Volg ons op YouTube

Komt want alle dingen zijn nu gereed

In Lukas 14 zien we de Heere Jezus op de sabbat aan tafel van een van de farizeeërs. Met een kritische houding observeren zij Hem, in de hoop Hem te kunnen vangen. Hij geneest, terwijl het sabbat is een waterzuchtig mens (dat is iemand die lijd aan een vochtophoping in het lichaam) en stopt de mond van de farizeeërs, want Hij spreekt als machthebbende. Hij wijst door middel van een gelijkenis de zere plek aan in het leven van hen en ons. Het is niet goed om jezelf voorop te plaatsen. Kies als je ergens genodigd wordt de minste plaat. ‘Want een iegelijk die zichzelf verhoogt, zal vernedert worden; en die zichzelven vernedert, zal verhoogt worden, Luk. 14:11.’ Hij gaat verder door te wijzen op ons arglistige hart. Als wij een maaltijd houden, doe dat dan niet met een houding om gezien te worden en iets terug te verwachten. Nodig niet uw vrienden en de rijken in de hoop ook zelf eens genodigd te worden, nodig de armen, de verminkten, kreupelen en blinden, zij die u niets kunnen teruggeven en God Zelf zal het u vergelden.

De Heere Jezus gaat verder met Zijn indringende onderwijs, door ons een gelijkenis voor te stellen van een grote avondmaaltijd, die gehouden werd. De gastheer liet een dienstknecht uitgaan om te nodigen tot de maaltijd. Maar zij die uitgenodigd worden, beginnen zich één voor één te verontschuldigen. De één beroept zich op zijn akker die hij zojuist gekocht heeft, een ander op zijn juk ossen die hij moet gaan beproeven en weer een ander heeft een vrouw getrouwd. Wat een ernstig beeld van de werkelijkheid. God zendt Zijn knechten uit om te nodigen tot Zijn maaltijd. ‘En de HEERE der heirscharen zal op dezen berg allen volken een vetten maaltijd maken, een maaltijd van reinen wijn, van vet vol merg, van reine wijnen die gezuiverd zijn, Jes. 25:6.’ Zo zond Hij Zijn Zoon, Die kwam om te zoeken en zalig te maken dat wat verloren is en zij hebben Hem niet gewild.
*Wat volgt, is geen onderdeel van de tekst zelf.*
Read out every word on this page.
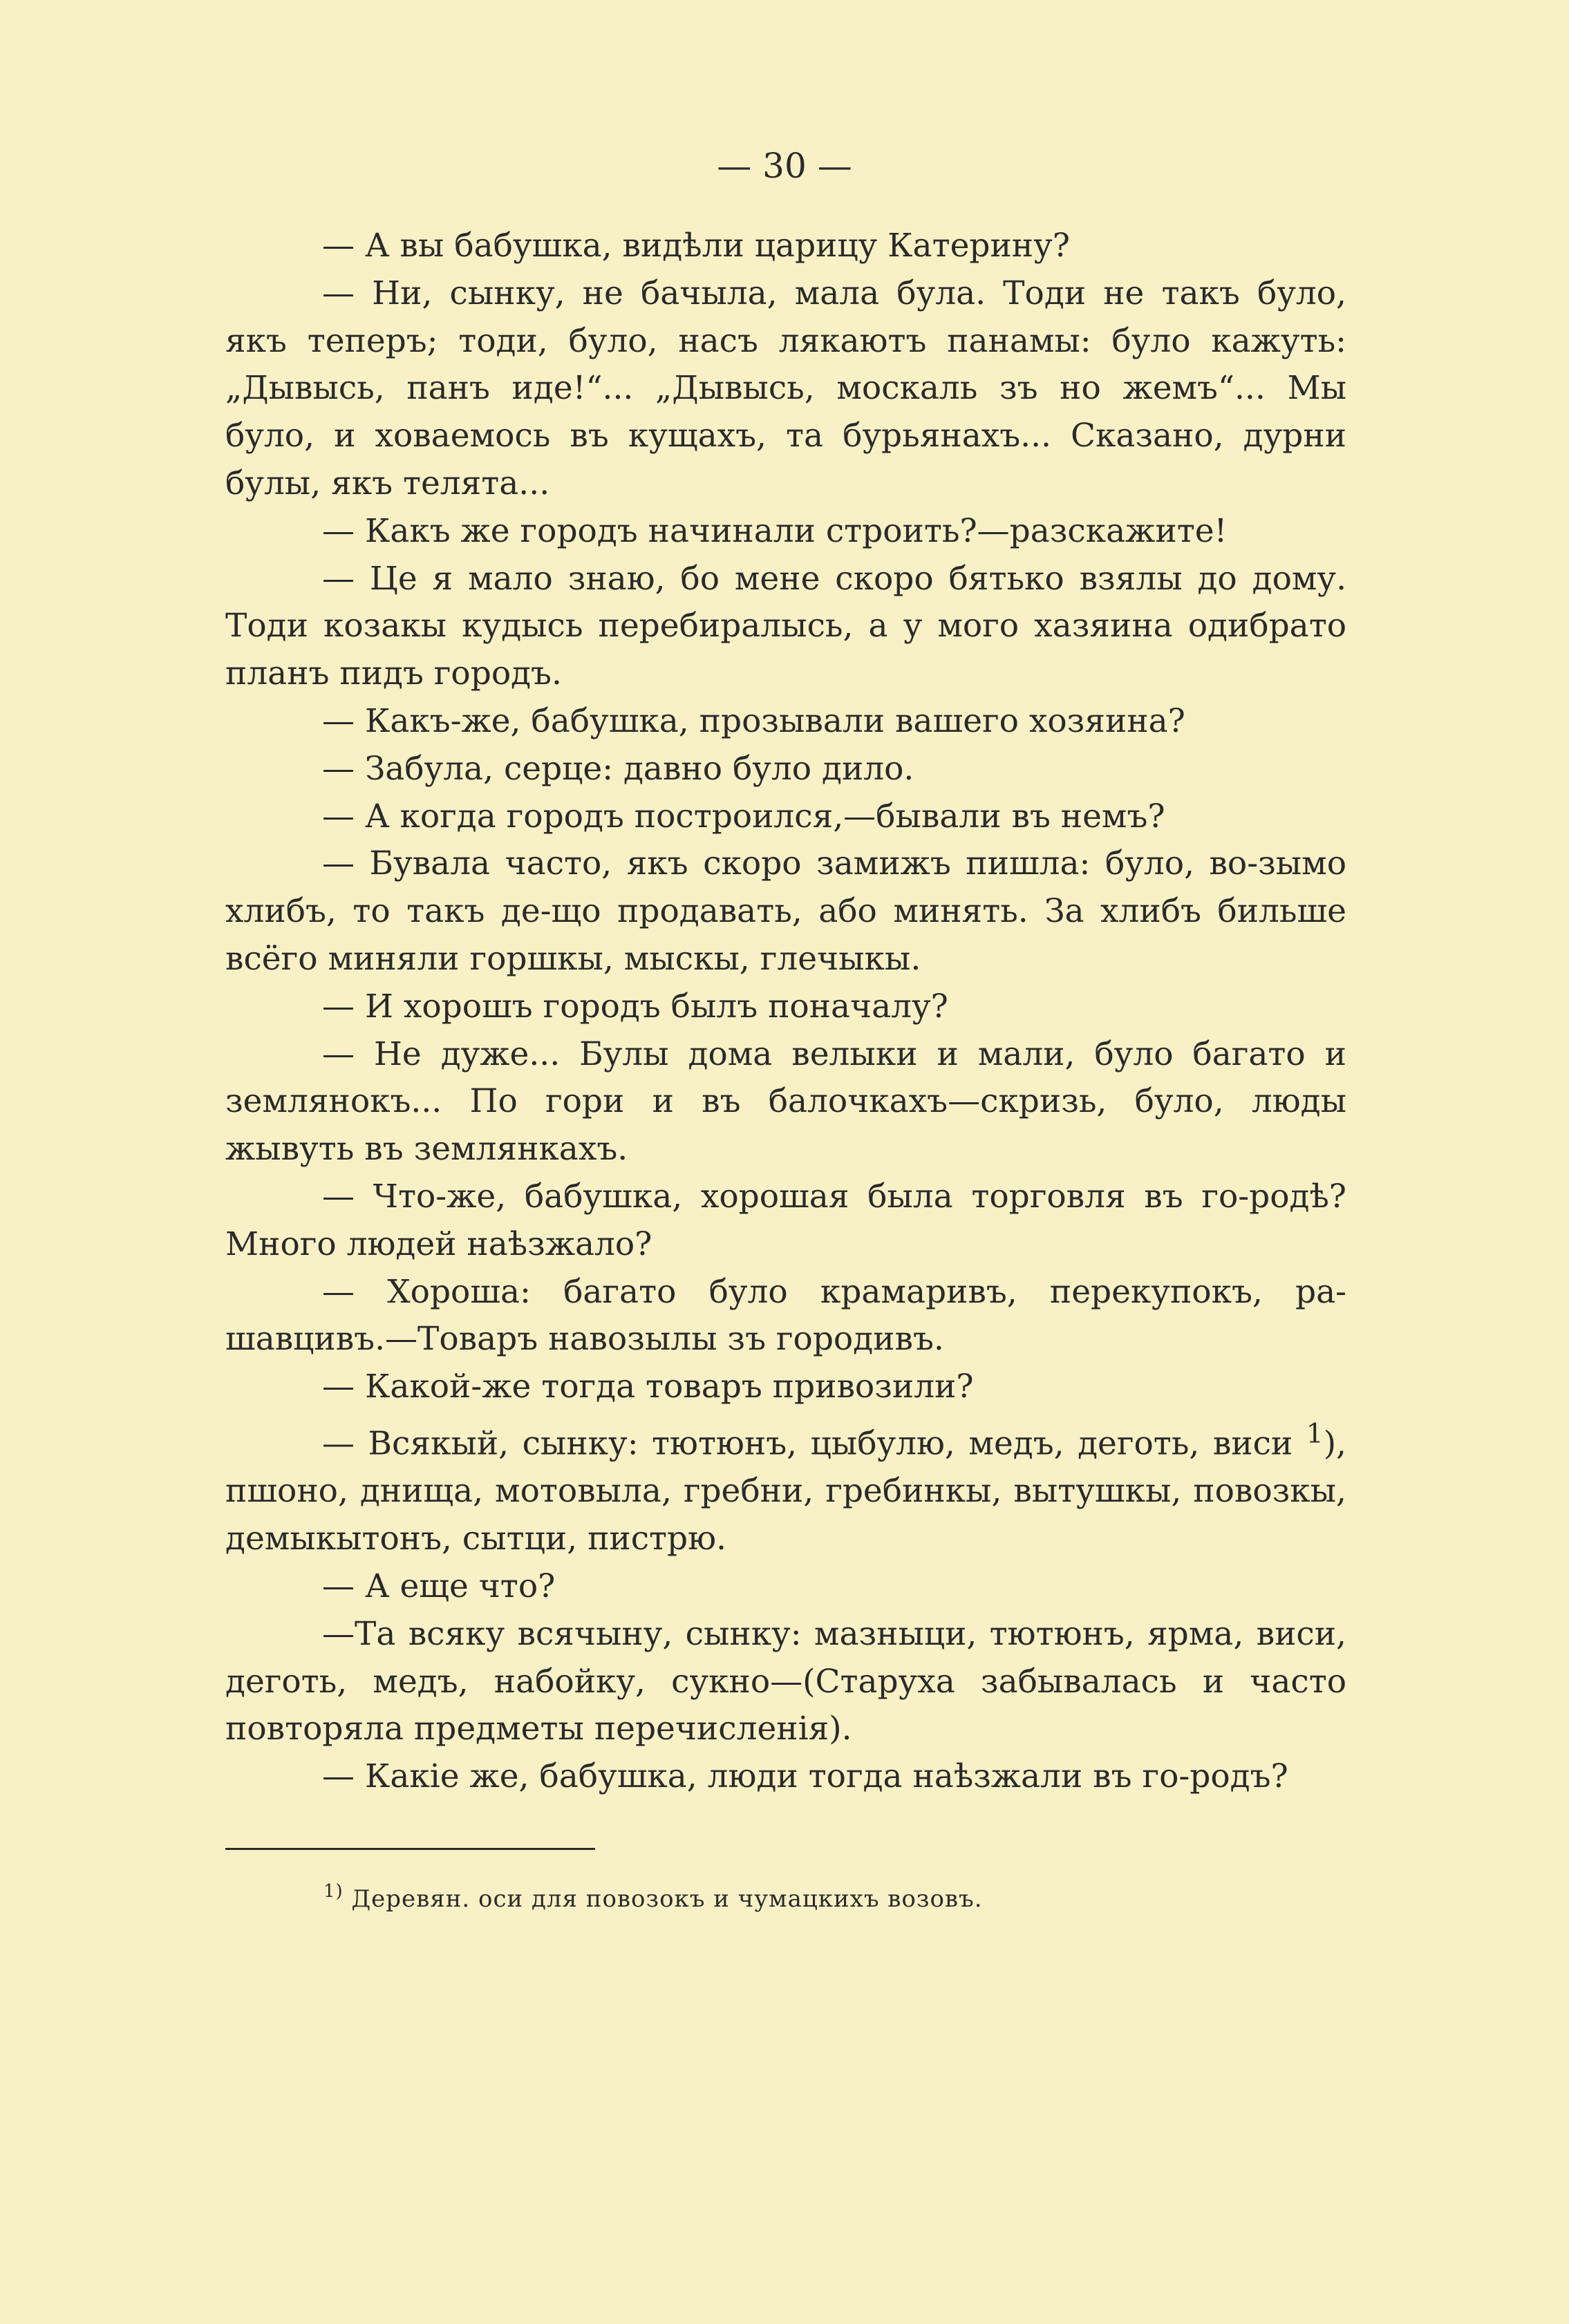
— 30 —

— А вы бабушка, видѣли царицу Катерину?

— Ни, сынку, не бачыла, мала була. Тоди не такъ було, якъ теперъ; тоди, було, насъ лякаютъ панамы: було кажуть: „Дывысь, панъ иде!“... „Дывысь, москаль зъ но жемъ“... Мы було, и ховаемось въ кущахъ, та бурьянахъ... Сказано, дурни булы, якъ телята...

— Какъ же городъ начинали строить?—разскажите!

— Це я мало знаю, бо мене скоро бятько взялы до дому. Тоди козакы кудысь перебиралысь, а у мого хазяина одибрато планъ пидъ городъ.

— Какъ-же, бабушка, прозывали вашего хозяина?

— Забула, серце: давно було дило.

— А когда городъ построился,—бывали въ немъ?

— Бувала часто, якъ скоро замижъ пишла: було, во-зымо хлибъ, то такъ де-що продавать, або минять. За хлибъ бильше всёго миняли горшкы, мыскы, глечыкы.

— И хорошъ городъ былъ поначалу?

— Не дуже... Булы дома велыки и мали, було багато и землянокъ... По гори и въ балочкахъ—скризь, було, люды жывуть въ землянкахъ.

— Что-же, бабушка, хорошая была торговля въ го-родѣ? Много людей наѣзжало?

— Хороша: багато було крамаривъ, перекупокъ, ра-шавцивъ.—Товаръ навозылы зъ городивъ.

— Какой-же тогда товаръ привозили?

— Всякый, сынку: тютюнъ, цыбулю, медъ, деготь, виси $^1$), пшоно, днища, мотовыла, гребни, гребинкы, вытушкы, повозкы, демыкытонъ, сытци, пистрю.

— А еще что?

—Та всяку всячыну, сынку: мазныци, тютюнъ, ярма, виси, деготь, медъ, набойку, сукно—(Старуха забывалась и часто повторяла предметы перечисленія).

— Какiе же, бабушка, люди тогда наѣзжали въ го-родъ?

$^{1)}$ Деревян. оси для повозокъ и чумацкихъ возовъ.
Israël zag uit naar de Messias en terwijl Hij in hun midden was, weigerden zij om Hem te erkennen.

Als de dienstknecht bij zijn heer komt en vertelt hoe zij omgaan met de uitnodiging, wordt hij boos en zendt zijn knecht uit in de straten en de wijken van de stad, om de armen en verminkten, de kreupelen en de blinden in te brengen. De farizeeërs, de Schriftgeleerden en allen die het zo goed wisten, werden nu links gelaten om de hoeren en de tollenaren in te brengen. Zij worden als het ware binnengedragen en bij de hand geleid. ‘Ga uit in de wegen en heggen; en dwing hen in te komen, opdat mijn huis vol worde, Luk. 14:23.’ Zo klinkt de boodschap tot de dienstknecht. Nog is er plaats, de deur is nog niet op slot. De boodschap van redding en genade wordt nu gezonden tot de arme blinde heidenen. God de Vader roept zondaren om bij Hem te komen. Hij sleurt en trekt u niet bij u haren om bij Hem aan te zitten maar stuurt knechten, die door het Evangeliewoord uw hart al het ware dwingt om in te gaan in de heerlijkheid die Hij bereid heeft voor allen die Hem vrezen. U wordt niet tegen uw zin in gebracht maar het Evangeliewoord van God is een kracht tot zaligheid een ieder die gelooft (Rom. 1:16).

Vandaag klinkt de oproep tot u, armen en verminkten, kreupelen en blinden, ja tot u, op de wegen en verstopt in de heggen (vers 21): ‘Komt, want alle dingen zijn nu gereed, Luk. 14:17b.’ Hoe helder komt in deze gelijkenis naar voren dat het God is, Die zondaren opzoekt. Hij weet dat er niemand rechtvaardig is, niemand verstandig is en niemand is die God zoekt. Er staan geen mensen in de rij om binnen te gaan in Zijn huis, om aan te zitten aan Zijn maaltijd. Hij heeft gezien hoe de wereld verloren ligt in zonden en schuld, al voor dat er iemand bestond, wist Hij hoe wij zouden handelen. De mens zocht zichzelf maar God zocht de mens. Hij heeft alle dingen bereid, bij Hem is een volkomen zaligheid. Bedenk dat Hij ons niet nodig heeft maar dat wij niet buiten Hem kunnen. Wat een genade dat God ons oproept om te komen bij Hem, nu alle dingen gereed zijn.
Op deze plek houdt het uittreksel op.